There are a lot of counting books in the world. So it seems to me, if you are going to make one it has to be extra special. Which is why I enjoyed One Dark Bird, written by Liz Garton Scanlon, and illustrated by Frann Preston-Gannon.
To look at the cover, we see our “one dark bird” and expect that he’s our main character. But as soon as we open the book the end pages suggest that this book is about many more than that one dark bird.
The end pages are overflowing with an intricate dark bird pattern. They are swooping and sailing on and off the page. There are so many of them that the far away birds are merely dots.
There is a paragraph on the title page that explains a murmuration. We learn that it is a group of birds (starlings) that seem to move through the air like a single mass. But that this collective is really made up of hundreds to thousands of birds. Murmurations are magical. They are striking to see and ‘murmuration’ is a really cool word to know.

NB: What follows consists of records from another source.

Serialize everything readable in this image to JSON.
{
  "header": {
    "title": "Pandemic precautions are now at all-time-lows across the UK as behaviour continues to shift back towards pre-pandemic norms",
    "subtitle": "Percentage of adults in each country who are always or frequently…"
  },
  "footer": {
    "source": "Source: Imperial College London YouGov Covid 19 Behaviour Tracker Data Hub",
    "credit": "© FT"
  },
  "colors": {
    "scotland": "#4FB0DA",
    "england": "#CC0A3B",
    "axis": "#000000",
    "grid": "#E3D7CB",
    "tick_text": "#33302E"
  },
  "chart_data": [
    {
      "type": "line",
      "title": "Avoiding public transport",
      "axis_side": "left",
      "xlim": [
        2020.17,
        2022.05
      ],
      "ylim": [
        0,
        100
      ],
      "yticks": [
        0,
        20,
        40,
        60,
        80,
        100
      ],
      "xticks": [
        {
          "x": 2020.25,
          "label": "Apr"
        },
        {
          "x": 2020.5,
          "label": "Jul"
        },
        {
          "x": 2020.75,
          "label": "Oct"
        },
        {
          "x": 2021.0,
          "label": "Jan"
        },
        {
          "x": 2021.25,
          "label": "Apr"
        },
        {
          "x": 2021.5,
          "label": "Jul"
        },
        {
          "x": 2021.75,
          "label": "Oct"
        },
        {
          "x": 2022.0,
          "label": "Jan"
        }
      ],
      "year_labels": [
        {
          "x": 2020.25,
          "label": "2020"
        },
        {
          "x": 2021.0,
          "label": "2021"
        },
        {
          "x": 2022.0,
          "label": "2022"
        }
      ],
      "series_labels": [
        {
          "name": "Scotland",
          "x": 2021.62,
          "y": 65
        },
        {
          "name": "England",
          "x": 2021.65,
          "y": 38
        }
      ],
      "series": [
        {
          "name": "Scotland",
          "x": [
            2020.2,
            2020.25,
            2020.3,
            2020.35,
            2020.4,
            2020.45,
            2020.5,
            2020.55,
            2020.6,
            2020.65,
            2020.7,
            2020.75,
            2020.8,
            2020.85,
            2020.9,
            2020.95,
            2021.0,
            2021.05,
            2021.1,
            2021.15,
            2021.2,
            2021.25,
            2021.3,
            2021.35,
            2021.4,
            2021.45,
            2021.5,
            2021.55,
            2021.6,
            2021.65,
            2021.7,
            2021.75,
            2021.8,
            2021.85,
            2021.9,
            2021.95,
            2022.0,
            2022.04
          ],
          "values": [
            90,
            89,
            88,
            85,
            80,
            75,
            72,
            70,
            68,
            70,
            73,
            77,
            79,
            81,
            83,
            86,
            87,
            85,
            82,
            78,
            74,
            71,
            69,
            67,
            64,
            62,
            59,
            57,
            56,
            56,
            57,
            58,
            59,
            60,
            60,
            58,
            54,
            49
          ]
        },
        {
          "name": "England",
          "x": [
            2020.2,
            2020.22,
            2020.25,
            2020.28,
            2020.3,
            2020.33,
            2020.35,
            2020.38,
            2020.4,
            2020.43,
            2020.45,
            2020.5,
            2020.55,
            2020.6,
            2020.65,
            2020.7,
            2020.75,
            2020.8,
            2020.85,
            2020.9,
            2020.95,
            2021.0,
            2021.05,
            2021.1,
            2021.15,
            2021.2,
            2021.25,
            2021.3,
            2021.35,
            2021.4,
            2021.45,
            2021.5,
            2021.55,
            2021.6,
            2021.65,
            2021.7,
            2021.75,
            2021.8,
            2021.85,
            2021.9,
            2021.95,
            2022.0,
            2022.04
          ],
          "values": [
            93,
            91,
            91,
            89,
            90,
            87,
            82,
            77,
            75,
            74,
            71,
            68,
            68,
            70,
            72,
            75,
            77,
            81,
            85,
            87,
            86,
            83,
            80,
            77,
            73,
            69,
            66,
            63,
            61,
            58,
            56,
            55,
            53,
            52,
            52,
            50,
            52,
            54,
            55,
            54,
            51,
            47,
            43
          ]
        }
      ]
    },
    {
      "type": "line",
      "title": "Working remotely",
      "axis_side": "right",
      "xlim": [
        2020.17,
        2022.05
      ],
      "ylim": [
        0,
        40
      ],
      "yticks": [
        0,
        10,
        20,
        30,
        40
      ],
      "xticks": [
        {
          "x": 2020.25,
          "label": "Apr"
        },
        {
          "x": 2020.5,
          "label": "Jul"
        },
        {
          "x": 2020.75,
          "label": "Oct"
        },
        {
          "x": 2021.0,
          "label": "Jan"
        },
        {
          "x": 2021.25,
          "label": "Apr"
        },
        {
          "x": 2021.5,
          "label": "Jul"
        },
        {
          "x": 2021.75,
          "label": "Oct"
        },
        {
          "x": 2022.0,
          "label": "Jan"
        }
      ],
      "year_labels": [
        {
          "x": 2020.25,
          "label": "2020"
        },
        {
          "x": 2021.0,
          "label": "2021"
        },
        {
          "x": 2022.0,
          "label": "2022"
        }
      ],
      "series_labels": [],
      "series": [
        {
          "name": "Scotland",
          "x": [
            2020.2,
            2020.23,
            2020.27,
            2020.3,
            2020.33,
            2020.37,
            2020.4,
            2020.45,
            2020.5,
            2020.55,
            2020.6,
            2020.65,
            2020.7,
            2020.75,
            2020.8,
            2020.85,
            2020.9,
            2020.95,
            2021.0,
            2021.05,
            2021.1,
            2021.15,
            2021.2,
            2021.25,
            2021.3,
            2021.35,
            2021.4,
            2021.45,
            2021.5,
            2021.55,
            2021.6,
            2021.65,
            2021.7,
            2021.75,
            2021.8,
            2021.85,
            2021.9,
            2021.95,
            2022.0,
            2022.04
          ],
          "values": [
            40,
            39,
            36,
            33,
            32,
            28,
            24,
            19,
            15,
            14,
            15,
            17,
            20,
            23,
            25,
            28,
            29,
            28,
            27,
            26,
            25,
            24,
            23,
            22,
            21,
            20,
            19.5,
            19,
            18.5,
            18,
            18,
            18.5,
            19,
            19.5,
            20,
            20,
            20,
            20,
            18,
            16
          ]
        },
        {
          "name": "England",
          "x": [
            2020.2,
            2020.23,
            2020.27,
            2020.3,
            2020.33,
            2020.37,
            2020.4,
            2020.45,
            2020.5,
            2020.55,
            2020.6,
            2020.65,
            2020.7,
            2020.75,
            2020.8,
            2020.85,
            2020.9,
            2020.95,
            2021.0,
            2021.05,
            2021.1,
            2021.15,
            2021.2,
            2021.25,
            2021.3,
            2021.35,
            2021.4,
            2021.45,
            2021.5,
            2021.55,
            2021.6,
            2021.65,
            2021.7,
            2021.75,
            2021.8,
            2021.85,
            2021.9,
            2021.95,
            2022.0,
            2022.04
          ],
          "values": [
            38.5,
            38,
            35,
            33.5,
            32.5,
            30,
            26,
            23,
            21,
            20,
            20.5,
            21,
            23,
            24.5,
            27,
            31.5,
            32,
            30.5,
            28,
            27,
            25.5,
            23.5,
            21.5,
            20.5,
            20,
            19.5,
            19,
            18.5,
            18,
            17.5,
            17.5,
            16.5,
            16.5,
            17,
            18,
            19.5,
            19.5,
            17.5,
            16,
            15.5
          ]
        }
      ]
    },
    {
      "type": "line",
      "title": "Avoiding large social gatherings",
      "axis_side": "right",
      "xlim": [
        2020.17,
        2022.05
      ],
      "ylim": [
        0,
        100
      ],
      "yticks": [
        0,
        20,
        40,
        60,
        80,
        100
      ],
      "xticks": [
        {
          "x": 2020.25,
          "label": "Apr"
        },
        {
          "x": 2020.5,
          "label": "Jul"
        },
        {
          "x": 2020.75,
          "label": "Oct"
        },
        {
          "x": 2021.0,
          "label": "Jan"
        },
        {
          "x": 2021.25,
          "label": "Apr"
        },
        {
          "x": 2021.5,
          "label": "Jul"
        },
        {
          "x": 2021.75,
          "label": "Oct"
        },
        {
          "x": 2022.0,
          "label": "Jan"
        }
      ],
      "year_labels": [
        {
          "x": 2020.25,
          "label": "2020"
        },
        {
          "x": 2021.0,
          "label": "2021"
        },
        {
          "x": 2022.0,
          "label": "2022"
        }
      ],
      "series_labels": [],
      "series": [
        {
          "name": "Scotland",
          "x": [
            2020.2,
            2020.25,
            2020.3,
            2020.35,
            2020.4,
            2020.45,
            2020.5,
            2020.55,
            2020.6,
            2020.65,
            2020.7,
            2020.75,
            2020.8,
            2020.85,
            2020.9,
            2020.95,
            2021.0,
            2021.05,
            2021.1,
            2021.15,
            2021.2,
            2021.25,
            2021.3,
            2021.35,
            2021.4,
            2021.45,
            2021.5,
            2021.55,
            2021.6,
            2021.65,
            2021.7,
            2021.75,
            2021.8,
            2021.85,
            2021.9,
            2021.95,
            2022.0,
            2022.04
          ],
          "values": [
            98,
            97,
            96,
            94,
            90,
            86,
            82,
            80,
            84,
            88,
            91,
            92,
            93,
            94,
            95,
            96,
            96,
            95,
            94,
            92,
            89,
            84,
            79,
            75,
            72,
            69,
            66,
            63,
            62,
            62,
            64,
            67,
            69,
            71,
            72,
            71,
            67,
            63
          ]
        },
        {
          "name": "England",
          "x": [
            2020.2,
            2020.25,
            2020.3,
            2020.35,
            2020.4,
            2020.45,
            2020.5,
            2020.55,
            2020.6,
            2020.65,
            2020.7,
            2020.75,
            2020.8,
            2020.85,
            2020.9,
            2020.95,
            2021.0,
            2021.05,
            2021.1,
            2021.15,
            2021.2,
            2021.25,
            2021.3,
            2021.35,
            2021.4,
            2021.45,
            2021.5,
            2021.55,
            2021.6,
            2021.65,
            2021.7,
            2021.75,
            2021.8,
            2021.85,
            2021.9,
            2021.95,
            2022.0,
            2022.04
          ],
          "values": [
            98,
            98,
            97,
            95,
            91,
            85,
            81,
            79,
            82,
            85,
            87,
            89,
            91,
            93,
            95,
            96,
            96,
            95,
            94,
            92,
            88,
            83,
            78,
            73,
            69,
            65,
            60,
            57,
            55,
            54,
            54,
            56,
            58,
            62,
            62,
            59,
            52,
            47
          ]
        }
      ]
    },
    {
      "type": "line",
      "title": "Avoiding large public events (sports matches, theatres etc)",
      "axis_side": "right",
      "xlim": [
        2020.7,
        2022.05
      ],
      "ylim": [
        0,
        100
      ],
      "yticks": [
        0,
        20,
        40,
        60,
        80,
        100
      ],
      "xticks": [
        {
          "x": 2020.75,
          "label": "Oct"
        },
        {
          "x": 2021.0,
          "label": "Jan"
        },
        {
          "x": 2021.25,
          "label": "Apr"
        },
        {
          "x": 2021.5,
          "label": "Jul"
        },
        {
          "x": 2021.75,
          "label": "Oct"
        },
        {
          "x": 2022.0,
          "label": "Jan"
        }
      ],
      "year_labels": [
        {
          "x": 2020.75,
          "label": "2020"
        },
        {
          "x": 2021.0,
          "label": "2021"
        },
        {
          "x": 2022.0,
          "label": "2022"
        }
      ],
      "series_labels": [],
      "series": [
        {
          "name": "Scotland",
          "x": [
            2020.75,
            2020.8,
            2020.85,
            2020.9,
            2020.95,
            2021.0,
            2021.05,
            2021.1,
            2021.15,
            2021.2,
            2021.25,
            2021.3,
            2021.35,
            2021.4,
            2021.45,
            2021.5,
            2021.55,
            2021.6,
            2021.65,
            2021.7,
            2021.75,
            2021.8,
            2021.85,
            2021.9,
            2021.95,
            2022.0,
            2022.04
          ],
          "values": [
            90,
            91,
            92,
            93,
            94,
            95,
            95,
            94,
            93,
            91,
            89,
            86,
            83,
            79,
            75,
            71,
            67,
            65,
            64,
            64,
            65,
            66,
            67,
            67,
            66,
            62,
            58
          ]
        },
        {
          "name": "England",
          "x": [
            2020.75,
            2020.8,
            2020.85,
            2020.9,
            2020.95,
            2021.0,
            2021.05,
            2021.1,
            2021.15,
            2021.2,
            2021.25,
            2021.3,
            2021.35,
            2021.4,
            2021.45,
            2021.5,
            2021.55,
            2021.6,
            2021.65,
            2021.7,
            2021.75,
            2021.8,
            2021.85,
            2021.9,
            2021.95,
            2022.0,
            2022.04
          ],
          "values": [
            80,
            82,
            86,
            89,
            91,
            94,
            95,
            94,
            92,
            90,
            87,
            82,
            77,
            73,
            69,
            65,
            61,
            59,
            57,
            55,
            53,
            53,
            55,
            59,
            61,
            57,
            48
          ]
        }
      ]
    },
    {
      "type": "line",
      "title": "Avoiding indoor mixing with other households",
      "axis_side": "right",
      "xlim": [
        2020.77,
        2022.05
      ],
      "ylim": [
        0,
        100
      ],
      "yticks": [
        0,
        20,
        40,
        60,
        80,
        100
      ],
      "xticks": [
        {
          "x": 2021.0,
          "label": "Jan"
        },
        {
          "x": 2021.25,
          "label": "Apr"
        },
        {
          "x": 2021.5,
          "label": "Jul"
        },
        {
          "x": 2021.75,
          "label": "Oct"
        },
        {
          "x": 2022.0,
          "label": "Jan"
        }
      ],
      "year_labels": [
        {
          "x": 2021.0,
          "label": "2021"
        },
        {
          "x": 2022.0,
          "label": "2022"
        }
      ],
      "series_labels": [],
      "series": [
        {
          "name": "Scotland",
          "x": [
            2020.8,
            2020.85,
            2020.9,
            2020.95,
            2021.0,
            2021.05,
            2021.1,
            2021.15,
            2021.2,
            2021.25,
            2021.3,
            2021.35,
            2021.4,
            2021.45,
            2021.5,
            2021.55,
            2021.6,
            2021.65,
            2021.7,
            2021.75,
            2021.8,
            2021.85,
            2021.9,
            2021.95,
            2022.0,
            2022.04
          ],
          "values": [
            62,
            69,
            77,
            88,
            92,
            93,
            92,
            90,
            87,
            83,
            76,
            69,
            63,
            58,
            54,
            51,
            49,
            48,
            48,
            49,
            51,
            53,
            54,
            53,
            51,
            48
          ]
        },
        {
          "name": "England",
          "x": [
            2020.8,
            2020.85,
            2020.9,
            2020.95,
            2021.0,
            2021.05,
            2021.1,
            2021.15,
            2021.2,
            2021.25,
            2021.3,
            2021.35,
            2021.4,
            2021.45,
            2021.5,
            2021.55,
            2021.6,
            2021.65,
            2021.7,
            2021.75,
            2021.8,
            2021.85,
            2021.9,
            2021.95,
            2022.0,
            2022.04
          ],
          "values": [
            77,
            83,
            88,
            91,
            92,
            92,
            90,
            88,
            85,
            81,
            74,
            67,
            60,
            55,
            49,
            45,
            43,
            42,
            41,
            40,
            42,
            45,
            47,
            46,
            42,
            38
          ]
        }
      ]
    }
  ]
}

So, now it’s pretty obvious that our one bird will multiply into many and form a murmuration. Liz Garton Scanlon’s perfect prose takes off just like our bird. Her rhyming lyrics and gorgeous word choices mirror the dancing and flowing of the birds. It’s lovely. I often think that the best rhyming books don’t seem like they rhyme. They just kind of let you sing the words.
Frann Preston-Gannon’s graphic mixed media illustrations soar in and out of the page. Creating elegant dance and movement. Her use of foreground and changes of composition (we see the birds outside, then we see them outside a window from the perspective inside a house) builds to a satisfying crescendo. And then, both the author and illustrator count back down. Unwinding the murmuration until we are once again left with one, dark bird.
A murmuration is a spectacular thing to witness. And this picture book has captured its spirit and grandeur brilliantly.